14:00
Bridging high-order numerics and machine learning for kinetic plasma simulation
Abstract
Reliable uncertainty quantification is a central challenge in kinetic plasma simulation, where high dimensionality, multiple physical scales, and sensitivity to uncertain inputs make repeated high-fidelity computations prohibitively expensive. This is particularly relevant in fusion-oriented applications, for which accurate predictions require sophisticated numerical solvers but direct sampling is often out of reach.
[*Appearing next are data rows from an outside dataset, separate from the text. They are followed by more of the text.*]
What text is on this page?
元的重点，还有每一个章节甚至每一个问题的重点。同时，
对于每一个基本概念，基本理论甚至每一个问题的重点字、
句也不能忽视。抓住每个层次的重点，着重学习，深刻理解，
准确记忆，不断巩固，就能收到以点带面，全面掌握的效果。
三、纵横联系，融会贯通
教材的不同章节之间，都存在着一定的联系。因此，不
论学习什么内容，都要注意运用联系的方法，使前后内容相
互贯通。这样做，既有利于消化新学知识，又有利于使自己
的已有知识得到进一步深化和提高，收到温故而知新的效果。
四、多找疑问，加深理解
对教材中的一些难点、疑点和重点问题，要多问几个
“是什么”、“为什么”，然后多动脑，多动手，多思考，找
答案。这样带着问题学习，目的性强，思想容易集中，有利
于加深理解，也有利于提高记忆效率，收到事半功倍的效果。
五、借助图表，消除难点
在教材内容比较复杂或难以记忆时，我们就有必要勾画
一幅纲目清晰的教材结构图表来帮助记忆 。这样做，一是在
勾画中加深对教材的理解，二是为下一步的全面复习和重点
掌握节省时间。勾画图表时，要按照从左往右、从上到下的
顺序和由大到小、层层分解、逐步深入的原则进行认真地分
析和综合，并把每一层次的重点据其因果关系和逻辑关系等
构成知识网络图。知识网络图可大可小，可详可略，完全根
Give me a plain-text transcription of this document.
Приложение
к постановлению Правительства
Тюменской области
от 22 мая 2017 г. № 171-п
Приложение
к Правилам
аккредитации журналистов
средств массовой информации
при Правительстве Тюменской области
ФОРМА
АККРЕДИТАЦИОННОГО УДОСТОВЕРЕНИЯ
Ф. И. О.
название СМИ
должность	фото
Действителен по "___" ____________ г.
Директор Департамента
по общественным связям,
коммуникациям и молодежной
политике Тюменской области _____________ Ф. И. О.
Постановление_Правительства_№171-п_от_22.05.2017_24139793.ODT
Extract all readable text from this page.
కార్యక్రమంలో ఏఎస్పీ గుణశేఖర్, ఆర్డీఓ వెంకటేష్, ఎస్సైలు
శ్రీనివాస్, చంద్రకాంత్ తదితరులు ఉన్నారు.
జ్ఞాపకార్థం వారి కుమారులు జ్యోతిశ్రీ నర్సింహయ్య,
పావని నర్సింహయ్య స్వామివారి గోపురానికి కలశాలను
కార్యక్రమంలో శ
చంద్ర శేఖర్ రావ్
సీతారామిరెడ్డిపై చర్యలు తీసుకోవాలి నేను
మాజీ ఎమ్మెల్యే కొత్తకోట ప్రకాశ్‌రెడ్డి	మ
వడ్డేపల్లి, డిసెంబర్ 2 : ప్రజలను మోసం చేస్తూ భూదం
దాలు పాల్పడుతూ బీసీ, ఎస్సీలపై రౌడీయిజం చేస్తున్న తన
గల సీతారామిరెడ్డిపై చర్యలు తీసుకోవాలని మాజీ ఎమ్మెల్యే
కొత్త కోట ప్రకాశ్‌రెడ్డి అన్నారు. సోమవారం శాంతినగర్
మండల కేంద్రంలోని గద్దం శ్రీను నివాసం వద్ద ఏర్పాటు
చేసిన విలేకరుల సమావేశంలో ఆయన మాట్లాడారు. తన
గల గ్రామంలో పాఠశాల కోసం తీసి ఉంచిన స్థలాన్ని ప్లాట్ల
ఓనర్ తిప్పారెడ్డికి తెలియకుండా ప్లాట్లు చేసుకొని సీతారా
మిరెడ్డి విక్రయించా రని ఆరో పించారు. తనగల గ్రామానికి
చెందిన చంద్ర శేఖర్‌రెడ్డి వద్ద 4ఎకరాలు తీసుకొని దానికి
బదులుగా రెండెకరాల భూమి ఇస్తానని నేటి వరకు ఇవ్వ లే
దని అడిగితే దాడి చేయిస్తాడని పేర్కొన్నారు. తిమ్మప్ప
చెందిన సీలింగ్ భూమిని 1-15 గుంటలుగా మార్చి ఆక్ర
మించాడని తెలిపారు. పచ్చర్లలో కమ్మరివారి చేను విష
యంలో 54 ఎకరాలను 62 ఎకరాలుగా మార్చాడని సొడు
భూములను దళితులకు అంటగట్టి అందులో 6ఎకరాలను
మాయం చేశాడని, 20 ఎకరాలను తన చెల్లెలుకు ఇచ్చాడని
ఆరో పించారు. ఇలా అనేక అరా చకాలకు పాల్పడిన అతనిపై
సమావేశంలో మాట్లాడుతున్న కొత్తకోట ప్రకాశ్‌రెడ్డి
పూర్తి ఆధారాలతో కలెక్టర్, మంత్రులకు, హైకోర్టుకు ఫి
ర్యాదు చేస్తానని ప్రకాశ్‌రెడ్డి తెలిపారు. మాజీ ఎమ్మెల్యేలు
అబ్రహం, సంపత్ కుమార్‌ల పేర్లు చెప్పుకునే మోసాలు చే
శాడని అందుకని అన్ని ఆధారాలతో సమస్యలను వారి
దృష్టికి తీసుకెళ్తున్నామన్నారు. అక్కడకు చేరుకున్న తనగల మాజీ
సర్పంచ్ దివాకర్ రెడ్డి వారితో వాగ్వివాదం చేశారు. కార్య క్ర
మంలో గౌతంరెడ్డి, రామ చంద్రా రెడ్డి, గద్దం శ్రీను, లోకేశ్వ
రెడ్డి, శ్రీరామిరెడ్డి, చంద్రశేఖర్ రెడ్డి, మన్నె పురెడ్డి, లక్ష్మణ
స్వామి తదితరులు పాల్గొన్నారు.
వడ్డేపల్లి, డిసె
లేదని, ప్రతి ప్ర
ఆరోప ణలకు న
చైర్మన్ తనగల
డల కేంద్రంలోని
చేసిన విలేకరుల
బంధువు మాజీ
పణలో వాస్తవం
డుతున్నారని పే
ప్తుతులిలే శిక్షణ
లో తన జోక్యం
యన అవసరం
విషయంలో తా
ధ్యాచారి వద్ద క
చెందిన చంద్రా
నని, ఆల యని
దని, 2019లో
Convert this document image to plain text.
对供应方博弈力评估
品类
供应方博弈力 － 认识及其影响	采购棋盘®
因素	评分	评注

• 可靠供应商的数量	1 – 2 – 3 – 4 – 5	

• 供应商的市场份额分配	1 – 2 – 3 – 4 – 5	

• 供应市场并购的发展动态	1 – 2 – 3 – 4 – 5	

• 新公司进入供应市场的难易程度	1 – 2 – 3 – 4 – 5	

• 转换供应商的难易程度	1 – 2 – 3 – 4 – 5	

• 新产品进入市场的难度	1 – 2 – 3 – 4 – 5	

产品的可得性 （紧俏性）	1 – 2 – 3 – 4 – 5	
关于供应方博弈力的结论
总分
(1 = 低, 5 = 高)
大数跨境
In this talk, I will present a multifidelity framework for the Vlasov–Poisson–Landau system designed to combine, rather than replace, high-order numerical simulation with machine learning. At the high-fidelity level, asymptotic-preserving and structure-aware solvers provide accurate kinetic descriptions across different regimes. These are coupled with reduced plasma models and tensor neural surrogates constructed through a micro–macro decomposition, so that the dominant physical structure is treated analytically and numerically, while learning is used only for the lower-complexity kinetic correction. The resulting hierarchy produces inexpensive low-fidelity samples that remain strongly correlated with the high-fidelity kinetic solution. When used as control variates, these models yield substantial variance reduction and computational savings while retaining the high-order solver as the reference description.
Beyond the specific plasma application, the main message is that classical numerical analysis and machine learning need not be competing approaches. High-order solvers can provide structure, reliability, and asymptotic consistency, while learned models provide efficient approximations that can be exploited within rigorous multifidelity estimators. This interaction offers a general route toward trustworthy machine learning for computational science.